2026-06-26Machine Learning

Machine Learning
AI summary

The authors address the challenge of understanding hidden causes in continuous-time systems modeled by stochastic differential equations (SDEs). They show that by using differences in noise levels across environments, it's possible to identify the hidden variables up to some simple transformations, even without strict assumptions about the system's behavior. Their results first apply to a specific type of linear system and then extend to more general cases, allowing recovery of the system's causal structure. They validate their theory with simulations and demonstrate it on real sensor data from a bridge.

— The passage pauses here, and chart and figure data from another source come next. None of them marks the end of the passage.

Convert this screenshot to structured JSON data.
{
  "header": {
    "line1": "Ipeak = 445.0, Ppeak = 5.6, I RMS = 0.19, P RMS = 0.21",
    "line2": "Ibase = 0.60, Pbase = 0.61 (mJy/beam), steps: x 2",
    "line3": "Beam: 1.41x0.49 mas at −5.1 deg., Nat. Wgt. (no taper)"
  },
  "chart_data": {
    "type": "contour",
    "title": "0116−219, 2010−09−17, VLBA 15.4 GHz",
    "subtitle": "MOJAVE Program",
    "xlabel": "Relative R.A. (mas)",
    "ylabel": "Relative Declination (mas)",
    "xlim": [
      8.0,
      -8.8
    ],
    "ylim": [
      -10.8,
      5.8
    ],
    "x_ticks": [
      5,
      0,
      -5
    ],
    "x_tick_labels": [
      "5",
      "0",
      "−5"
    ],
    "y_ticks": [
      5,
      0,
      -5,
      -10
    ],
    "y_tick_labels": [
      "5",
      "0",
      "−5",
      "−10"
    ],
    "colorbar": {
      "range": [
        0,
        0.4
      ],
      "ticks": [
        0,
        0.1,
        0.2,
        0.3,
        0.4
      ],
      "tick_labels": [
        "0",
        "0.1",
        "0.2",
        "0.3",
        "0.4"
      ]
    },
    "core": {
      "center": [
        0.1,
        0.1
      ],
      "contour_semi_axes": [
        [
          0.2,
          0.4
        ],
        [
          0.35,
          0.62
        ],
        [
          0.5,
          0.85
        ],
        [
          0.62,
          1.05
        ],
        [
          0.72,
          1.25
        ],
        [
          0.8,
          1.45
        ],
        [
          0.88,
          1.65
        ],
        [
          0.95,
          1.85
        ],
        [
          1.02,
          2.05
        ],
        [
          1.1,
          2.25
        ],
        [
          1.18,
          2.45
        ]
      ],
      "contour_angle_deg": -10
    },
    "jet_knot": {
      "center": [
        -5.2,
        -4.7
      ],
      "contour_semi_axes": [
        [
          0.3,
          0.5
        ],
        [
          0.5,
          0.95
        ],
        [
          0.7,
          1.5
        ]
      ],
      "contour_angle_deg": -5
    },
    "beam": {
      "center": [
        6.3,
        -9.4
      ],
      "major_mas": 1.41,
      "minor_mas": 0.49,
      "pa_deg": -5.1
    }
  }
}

causal representation learningstochastic differential equationsidentifiabilitylatent variablesdiffusion covarianceOrnstein–Uhlenbeck processnonlinear diffeomorphismcausal graphenvironment shiftslatent disentanglement
Authors
Yuanyuan Wang, Wenjie Wang, Haoxuan Li, Mingming Gong, Kun Zhang
Abstract
Causal representation learning for time series has developed strong identifiability results in discrete-time latent causal models, but identifiability in continuous-time latent stochastic differential equation (SDE) models remains largely open. We address this gap using environment-induced shifts in diffusion covariance. We study additive-noise latent SDEs observed through an unknown nonlinear diffeomorphism, with shared drift but environment-specific diffusion covariance. We show that two diagonal diffusion regimes with pairwise distinct coordinate-wise variance ratios identify the latent coordinates up to permutation and scaling, without any sparsity assumption on the drift. We first prove this result for linear Ornstein--Uhlenbeck systems and then extend it to general additive-noise latent SDEs. Under mild smoothness, the instantaneous drift-Jacobian causal graph is identifiable up to the same permutation. We propose a two-stage estimator for latent disentanglement and optional graph recovery; experiments on synthetic systems confirm the predicted identifiability boundary, and an application to Hardanger Bridge monitoring data illustrates the approach on real sensor trajectories.